Novel Wireless Communication Technology for Networking on the Fly
Pub/Sub in the Air: A Novel Data-centric Radio Supporting Robust Multicast in Edge Environments
Authors
- Mohammed Elbadry, Stony Brook ECE PhD student
- Fan Ye, Stony Brook ECE Faculty
- Peter Milder, Stony Brook ECE Faculty
- Yuanyuan Yang, Stony Brook ECE Faculty
Venue
2020 IEEE/ACM Symposium on Edge Computing (SEC)
Novel Technical Contribution
- Novel data-centric MAC layer with beaconless design where mobile nodes can communicate instantaneously without delay.
- Robust multicast protocol that can support up to 15 receivers concurrently reducing loss rates (0 – 90%) to below 10% across all receivers.

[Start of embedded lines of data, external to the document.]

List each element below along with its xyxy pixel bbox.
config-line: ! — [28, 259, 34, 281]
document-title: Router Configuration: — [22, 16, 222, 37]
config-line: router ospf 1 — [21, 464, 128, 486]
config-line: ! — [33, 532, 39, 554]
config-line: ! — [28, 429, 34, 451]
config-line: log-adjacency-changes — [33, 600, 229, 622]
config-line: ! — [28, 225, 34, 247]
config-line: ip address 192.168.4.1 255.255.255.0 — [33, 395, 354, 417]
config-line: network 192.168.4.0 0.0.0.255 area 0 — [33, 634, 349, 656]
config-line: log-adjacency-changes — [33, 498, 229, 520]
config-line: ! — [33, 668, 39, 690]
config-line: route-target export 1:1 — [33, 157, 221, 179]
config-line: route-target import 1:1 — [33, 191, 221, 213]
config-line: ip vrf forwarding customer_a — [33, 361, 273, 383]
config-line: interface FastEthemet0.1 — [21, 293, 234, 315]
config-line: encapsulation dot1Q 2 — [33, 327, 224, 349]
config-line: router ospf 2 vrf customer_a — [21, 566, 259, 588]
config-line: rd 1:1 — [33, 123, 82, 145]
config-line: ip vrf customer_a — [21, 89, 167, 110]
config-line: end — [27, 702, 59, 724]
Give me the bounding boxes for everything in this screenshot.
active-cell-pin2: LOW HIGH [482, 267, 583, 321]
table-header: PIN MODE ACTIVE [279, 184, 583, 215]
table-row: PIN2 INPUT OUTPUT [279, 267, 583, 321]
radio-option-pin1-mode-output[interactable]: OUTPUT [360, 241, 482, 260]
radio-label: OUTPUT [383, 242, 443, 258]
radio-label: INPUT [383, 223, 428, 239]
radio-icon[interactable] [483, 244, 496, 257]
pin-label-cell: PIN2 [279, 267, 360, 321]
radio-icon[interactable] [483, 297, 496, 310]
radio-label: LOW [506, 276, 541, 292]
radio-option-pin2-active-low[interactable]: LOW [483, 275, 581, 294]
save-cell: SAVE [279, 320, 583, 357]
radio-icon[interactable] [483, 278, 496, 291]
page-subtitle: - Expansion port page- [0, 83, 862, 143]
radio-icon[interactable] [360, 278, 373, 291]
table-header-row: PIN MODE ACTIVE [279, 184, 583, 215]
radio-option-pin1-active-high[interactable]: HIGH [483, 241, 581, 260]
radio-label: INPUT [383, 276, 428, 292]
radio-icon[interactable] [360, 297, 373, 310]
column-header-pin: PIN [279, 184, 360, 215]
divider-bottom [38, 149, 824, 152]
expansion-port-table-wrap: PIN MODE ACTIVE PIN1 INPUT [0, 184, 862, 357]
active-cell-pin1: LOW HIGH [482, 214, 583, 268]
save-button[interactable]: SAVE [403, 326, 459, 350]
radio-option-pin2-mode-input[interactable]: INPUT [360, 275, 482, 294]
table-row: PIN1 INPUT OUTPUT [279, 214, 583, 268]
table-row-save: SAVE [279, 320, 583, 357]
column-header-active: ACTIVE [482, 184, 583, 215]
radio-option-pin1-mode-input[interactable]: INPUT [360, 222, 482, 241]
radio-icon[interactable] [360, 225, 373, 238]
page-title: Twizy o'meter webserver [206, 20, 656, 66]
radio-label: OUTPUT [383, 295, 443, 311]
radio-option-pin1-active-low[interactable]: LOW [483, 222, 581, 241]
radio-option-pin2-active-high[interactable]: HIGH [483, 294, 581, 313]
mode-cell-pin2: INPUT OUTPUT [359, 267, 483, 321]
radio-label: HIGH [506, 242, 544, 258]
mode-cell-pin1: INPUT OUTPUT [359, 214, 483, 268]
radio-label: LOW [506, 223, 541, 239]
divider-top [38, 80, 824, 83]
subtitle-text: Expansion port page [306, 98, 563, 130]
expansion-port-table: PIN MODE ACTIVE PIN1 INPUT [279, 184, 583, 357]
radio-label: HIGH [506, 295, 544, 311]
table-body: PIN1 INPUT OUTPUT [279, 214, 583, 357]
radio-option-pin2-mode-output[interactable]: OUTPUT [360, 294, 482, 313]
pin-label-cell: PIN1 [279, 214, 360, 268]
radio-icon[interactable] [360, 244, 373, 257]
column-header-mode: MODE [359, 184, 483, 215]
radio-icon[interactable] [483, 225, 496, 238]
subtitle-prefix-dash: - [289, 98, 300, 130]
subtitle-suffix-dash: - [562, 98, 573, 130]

- Open-source kernel and firmware (up to 150Mbps) available for edge devices (e.g., raspberry pi)
Societal Contribution
- Accessible code at the following link: https://github.com/SBU-MoCA/V-MAC
- The system can help with any on the fly data communication paradigm and enable new dynamics of data sharing. A few examples: low-latency live video feedback for vehicles on the road, navigational data sharing on the fly for direction. Indoor mapping constructions through smartphones sensors aggregation and dissemination. Multi-user AR/VR systems. IoT Dense network data dissemination.
Abstract
Peer communication among edge devices (e.g., mobiles, vehicles, IoT and drones) is frequently data-centric: most important is obtaining data of desired content from suitable nodes; who generated or transmitted the data matters much less. Typical cases are robust one-to-many data sharing: e.g., a vehicle sending weather, road, position and speed data streams to nearby cars continuously. Unfortunately, existing address-based wireless communication is ill-suited for such purposes. We propose V-MAC, a novel data-centric radio that provides a pub/sub abstraction to replace the point-to-point abstraction in existing radios. It filters frames by data names instead of MAC addresses, thus eliminating complexities and latencies in neighbor discovery and group maintenance in existing radios. V-MAC supports robust, scalable and high rate multicast with consistently low losses across receivers of varying reception qualities. Experiments using a Raspberry Pi and a commodity WiFi dongle based prototype show that V-MAC reduces loss rate from WiFi broadcast's 50-90% to 1-3% for up to 15 stationary receivers, 4-5 moving people, and miniature and real vehicles. It cuts down filtering latency from 20μs in WiFi to 10μ s for up to 2 million data names, and improves cross stack latency 60-100× for TX/RX paths. We have ported V-MAC to 4 major WiFi chipsets (including 802.11 a/b/g/n/ac radios), 6 different platforms (Android, embedded and FPGA systems), 7 Linux kernel versions, and validated up to 900Mbps multicast data rate and interoperation with regular WiFi. We will release V-MAC as a mature, reusable asset for edge computing research.